Proceedings: GI 2019

VideoWhiz: Non-Linear Interactive Overviews for Recipe Videos

Megha Nawhal (Simon Fraser University), Jacqueline B. Lang (Simon Fraser University), Greg Mori (Simon Fraser University), Parmit K. Chilana (Simon Fraser University)

Proceedings of Graphics Interface 2019: Kingston, Ontario, 28 - 31 May 2019

DOI 10.20380/GI2019.15

  • BibTex

    author = {Nawhal, Megha and Lang, Jacqueline B. and Mori, Greg and Chilana, Parmit K.},
    title = {VideoWhiz: Non-Linear Interactive Overviews for Recipe Videos},
    booktitle = {Proceedings of Graphics Interface 2019},
    series = {GI 2019},
    year = {2019},
    issn = {0713-5424},
    isbn = {978-0-9947868-4-5},
    location = {Kingston, Ontario},
    numpages = {8},
    doi = {10.20380/GI2019.15},
    publisher = {Canadian Information Processing Society},
    keywords = {Video navigation, summarization, visualization},
  • Supplementary Media


With millions of recipe videos increasingly available online, viewers often face the challenge of browsing through these videos and deciding among different styles of recipe demonstrations and instructions.
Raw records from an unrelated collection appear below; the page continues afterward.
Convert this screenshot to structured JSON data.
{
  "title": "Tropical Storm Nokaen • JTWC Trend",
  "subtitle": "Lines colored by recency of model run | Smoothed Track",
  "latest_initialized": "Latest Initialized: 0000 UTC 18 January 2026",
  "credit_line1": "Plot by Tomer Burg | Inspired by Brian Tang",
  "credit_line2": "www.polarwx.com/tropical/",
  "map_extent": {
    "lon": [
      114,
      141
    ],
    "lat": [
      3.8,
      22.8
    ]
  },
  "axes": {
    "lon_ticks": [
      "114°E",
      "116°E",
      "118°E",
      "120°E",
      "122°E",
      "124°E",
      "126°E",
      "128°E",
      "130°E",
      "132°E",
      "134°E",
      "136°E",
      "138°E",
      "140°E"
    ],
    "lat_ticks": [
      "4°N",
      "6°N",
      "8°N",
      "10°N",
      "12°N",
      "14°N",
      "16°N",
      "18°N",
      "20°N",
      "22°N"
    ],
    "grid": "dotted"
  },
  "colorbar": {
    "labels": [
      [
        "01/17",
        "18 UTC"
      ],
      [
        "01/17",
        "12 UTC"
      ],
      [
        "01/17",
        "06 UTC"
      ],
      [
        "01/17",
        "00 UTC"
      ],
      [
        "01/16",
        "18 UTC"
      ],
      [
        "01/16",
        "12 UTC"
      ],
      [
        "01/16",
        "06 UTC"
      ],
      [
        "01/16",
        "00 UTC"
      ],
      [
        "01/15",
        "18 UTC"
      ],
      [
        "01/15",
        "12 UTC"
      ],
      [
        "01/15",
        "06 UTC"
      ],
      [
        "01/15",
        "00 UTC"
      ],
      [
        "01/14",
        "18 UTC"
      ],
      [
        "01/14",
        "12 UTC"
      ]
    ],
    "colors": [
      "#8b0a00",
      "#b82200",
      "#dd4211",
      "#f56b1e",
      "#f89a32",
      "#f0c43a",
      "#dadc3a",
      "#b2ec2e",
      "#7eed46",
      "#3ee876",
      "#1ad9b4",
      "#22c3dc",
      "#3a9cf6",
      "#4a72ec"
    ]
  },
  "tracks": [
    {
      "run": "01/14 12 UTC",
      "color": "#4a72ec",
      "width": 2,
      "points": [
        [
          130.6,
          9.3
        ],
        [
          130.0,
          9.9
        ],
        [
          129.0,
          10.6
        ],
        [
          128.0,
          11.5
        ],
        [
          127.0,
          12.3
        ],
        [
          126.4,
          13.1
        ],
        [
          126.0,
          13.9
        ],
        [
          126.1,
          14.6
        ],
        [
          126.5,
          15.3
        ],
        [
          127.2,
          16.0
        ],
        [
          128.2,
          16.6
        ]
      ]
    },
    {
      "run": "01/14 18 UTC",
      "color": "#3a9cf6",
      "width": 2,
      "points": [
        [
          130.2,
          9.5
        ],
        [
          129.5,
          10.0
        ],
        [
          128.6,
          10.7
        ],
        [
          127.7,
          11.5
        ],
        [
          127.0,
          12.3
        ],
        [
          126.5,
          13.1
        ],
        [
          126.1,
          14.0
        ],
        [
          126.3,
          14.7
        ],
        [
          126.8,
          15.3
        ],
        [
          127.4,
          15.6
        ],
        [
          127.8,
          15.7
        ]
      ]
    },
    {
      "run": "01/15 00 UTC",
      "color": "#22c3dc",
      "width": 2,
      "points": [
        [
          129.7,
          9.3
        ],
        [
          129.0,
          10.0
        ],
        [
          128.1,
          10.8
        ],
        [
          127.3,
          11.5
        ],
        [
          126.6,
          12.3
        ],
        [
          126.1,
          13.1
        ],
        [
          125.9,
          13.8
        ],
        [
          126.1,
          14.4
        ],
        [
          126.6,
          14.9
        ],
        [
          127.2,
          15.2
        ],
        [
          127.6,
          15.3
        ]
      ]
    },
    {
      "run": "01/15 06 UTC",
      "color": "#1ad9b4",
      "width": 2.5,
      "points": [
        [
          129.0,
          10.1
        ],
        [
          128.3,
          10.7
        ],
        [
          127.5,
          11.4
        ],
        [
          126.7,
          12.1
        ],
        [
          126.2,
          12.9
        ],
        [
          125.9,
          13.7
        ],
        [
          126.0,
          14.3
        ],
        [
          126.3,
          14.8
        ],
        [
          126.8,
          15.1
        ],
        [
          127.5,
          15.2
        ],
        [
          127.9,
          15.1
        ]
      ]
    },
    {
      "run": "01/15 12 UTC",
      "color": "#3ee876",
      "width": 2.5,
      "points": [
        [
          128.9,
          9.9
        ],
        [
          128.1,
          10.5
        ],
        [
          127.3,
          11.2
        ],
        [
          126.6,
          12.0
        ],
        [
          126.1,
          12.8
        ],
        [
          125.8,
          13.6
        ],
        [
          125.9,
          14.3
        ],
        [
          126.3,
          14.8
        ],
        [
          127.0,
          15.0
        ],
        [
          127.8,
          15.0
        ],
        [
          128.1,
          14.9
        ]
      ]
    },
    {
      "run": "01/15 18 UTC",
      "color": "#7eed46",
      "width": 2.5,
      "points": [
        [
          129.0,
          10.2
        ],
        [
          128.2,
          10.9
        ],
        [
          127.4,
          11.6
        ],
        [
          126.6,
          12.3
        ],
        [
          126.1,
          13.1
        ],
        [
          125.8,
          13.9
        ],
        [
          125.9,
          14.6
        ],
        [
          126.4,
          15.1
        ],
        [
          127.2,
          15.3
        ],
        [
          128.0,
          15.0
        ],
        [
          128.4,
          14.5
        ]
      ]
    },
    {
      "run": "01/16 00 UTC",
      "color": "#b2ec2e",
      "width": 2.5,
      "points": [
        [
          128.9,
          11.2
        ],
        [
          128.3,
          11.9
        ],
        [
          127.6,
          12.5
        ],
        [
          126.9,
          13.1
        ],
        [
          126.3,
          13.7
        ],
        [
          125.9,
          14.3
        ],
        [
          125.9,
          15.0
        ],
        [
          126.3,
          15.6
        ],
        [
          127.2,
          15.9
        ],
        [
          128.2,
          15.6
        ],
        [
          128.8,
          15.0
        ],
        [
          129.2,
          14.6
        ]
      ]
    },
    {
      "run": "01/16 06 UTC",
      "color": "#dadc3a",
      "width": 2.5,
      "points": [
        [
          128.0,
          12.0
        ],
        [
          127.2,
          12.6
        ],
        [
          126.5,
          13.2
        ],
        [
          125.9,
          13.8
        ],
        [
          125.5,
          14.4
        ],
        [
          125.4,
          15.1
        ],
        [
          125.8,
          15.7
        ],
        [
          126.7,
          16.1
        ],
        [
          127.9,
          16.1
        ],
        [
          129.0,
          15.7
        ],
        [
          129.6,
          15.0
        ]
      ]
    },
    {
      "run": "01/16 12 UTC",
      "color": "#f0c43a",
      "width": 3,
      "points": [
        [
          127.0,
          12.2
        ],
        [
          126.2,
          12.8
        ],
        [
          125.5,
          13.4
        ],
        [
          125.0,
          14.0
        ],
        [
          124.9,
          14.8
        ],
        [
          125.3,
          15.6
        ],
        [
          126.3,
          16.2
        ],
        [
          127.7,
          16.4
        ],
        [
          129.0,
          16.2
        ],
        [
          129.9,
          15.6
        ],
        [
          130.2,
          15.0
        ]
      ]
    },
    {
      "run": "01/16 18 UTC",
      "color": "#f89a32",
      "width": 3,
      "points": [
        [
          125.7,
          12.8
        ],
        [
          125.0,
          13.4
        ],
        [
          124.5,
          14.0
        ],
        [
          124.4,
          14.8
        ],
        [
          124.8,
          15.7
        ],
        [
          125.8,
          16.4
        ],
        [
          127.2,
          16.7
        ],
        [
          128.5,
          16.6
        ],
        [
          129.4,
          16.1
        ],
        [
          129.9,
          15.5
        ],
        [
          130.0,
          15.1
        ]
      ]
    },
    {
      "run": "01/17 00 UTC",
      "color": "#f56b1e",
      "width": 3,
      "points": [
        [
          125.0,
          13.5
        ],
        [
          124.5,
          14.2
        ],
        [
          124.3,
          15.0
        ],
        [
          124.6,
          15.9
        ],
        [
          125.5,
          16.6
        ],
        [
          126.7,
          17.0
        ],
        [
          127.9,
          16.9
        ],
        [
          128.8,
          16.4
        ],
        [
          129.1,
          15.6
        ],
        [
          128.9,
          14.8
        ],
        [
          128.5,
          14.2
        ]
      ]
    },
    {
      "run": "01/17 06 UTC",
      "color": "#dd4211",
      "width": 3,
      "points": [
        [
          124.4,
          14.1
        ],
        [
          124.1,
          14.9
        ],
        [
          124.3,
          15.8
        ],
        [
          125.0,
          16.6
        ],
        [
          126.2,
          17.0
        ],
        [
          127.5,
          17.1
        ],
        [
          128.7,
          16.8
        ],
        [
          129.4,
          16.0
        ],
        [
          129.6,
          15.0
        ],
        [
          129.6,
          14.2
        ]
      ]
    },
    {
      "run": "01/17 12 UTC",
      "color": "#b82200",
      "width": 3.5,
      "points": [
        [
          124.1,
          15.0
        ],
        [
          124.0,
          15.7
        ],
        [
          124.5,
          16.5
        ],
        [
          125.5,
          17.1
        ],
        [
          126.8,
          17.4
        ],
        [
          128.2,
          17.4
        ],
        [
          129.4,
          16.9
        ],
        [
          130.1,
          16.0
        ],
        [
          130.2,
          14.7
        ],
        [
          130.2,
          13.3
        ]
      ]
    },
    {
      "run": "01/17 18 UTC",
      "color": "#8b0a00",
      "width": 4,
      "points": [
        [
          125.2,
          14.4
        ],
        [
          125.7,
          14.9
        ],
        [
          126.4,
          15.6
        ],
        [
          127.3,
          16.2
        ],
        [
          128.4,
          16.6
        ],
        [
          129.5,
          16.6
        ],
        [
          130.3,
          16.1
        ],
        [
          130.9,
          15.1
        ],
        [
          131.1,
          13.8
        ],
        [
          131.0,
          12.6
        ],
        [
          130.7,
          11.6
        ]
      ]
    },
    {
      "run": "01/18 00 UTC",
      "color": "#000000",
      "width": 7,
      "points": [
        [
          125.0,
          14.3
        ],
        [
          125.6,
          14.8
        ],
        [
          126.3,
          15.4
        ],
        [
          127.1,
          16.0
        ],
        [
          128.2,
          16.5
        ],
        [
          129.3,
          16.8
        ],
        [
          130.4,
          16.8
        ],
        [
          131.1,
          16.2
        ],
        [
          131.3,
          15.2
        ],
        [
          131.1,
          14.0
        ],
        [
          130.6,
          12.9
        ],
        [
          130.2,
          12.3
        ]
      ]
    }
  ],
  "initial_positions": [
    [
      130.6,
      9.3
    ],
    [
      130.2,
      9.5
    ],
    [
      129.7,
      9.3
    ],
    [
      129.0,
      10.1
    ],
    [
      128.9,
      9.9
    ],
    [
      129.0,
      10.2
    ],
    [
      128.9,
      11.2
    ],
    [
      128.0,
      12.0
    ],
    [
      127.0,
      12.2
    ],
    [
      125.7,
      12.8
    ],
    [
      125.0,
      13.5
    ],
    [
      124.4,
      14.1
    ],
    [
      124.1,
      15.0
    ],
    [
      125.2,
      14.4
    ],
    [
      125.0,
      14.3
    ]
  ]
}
Although state-of-the-art video summarization techniques using linear presentation formats have been shown to be effective in domains such as surveillance, sports or lecture videos, recipe videos are often more complex and may require a different summarization approach. We first investigated how viewers navigate recipe videos and what information they look for when seeking quick overviews of such videos. Based on our findings, we designed VideoWhiz, a novel interactive video summarization tool that provides a non-linear overview design allowing easy access to the key stages or milestones within the recipe and inter-milestone relationships. VideoWhiz uses a combination of computer vision techniques and an annotation workflow to generate these interactive overviews. Our evaluation showed that viewers found VideoWhiz to be effective and useful in providing quick overviews of recipe videos. We discuss the potential for future work to investigate non-linear overviews for other types of instructional videos and to explore more powerful representations for video summarization.